Safe Computing for Students
University students should take the following actions:
- Enable automatic security updates for your computer
- Protect your computer against viruses
- Protect your computer against spyware and adware
- Install Computrace LoJack software to help recover your computer in the event of theft or loss.
- Use strong passwords that include letters, numbers, and special characters (for example, $, &, #). University Computing Account passwords must be a minimum of eight characters in length and include at least one special character.
Examples of strong passwords include: 4Kansas2Go!, 2Gud2Btu#, @luNch2DY.
Examples of poor passwords include: Steelers, Pitt, Barbara (or anyone else's name), anniversaries, and birthdays.
- Change your passwords at least every semester. Log in to my.pitt.edu, select Profile, click Manage Your Account, and then click Password Change to change your University Computing Account password
- Never give out your password to anyone.
- Use Secure Shell (SSH) protocol when transmitting data to a remote computer, such as a UNIX machine. Use a Secure File Transfer Protocol (SFTP) to transfer files.
- Use the University's Secure Remote Access service to connect to restricted services, including accessing sensitive information from off-campus locations.
- Don't open email attachments from people you don't know. Be aware that you can't always trust the "from" address in an email. For example, spammers will often alter a spam email message to make it appear as though it has been sent from another address, even an "@pitt.edu" address.
- Don't download programs from sites you don't trust.

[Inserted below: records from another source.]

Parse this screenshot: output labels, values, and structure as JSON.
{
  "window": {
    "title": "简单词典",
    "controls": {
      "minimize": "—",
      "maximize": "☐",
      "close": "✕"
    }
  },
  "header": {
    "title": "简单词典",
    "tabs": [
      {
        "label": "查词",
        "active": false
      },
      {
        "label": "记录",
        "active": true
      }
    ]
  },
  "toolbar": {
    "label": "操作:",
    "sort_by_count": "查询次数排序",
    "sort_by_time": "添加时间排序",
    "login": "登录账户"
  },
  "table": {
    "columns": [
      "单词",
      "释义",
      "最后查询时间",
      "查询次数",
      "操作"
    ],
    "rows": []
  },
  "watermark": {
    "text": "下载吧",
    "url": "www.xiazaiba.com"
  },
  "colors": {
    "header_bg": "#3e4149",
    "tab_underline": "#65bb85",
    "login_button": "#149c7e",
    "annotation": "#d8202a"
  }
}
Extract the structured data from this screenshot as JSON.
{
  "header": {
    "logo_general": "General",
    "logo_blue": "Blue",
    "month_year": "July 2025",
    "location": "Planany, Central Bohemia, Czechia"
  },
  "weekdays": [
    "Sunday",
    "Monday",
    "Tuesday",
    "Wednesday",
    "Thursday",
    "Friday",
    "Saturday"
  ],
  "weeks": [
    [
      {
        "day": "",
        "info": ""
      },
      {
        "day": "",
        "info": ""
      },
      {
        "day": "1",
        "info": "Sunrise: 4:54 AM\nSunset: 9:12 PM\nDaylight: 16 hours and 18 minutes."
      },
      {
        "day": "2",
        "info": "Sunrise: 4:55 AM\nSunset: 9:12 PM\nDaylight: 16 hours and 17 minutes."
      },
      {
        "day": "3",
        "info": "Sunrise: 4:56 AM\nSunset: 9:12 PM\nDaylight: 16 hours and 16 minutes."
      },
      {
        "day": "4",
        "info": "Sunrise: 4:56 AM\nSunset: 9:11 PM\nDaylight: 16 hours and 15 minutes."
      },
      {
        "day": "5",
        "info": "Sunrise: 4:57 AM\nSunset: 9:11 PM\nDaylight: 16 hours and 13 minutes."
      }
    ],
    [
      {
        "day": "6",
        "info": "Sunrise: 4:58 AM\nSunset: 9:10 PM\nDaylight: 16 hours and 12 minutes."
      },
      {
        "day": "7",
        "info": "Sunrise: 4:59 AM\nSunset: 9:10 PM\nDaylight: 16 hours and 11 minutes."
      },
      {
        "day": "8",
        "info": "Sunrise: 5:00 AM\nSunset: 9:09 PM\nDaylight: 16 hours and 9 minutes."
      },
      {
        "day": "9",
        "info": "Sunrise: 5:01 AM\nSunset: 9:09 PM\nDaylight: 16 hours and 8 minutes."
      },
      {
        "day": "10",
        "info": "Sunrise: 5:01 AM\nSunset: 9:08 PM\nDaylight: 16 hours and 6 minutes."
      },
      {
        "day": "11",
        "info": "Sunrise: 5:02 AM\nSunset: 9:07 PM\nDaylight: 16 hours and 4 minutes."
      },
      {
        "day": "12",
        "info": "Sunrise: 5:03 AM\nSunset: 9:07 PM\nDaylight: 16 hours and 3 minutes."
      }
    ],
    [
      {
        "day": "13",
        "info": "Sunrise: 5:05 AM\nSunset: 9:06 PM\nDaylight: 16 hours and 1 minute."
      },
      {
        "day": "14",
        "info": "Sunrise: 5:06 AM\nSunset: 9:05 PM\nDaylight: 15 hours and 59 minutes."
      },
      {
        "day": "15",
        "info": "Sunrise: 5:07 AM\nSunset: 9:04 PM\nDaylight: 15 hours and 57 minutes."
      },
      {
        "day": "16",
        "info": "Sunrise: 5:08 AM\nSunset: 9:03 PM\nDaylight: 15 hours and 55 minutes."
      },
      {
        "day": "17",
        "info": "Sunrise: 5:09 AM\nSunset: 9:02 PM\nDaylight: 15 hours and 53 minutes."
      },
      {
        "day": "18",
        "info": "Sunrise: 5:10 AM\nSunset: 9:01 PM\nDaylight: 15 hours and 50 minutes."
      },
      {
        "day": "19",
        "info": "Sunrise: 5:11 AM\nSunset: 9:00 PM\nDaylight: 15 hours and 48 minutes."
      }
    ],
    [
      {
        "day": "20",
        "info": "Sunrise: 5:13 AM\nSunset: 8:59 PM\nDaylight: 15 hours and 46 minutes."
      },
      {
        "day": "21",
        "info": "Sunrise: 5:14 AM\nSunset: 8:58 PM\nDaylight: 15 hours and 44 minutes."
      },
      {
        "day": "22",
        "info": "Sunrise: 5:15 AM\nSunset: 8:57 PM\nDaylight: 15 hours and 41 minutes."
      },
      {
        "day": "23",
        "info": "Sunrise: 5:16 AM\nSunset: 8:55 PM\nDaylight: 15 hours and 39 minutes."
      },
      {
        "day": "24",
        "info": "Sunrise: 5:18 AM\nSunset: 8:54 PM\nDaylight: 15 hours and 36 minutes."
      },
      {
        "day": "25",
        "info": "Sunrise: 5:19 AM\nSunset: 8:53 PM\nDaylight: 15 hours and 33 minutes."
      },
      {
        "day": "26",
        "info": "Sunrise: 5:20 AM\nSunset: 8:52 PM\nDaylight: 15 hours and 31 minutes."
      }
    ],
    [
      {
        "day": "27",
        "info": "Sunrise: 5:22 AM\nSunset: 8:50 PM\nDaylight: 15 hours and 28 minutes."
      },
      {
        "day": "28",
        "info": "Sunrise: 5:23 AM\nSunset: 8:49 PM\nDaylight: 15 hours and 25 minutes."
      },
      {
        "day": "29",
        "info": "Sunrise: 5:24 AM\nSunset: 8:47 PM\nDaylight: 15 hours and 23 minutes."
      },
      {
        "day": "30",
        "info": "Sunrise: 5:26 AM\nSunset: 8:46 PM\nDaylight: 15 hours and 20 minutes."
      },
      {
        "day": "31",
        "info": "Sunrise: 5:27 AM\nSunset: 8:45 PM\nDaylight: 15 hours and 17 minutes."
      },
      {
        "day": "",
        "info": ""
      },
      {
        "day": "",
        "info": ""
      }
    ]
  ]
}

- Do not install or use file sharing software on your computer. Harmful software, such as viruses and Trojans, can be transferred to your computer through file sharing software.
- Back up the data on your computer daily, making sure to maintain the encryption of sensitive data on the backup medium.
- Keep a written record of the make, model, serial number, and other pertinent information about your computer.
- Contact the University's Surplus Property unit to dispose of or recycle computers and computer equipment, and to destroy old hard drives
Guidelines for Specific Operating Systems
In addition, follow these guidelines for your specific operating system.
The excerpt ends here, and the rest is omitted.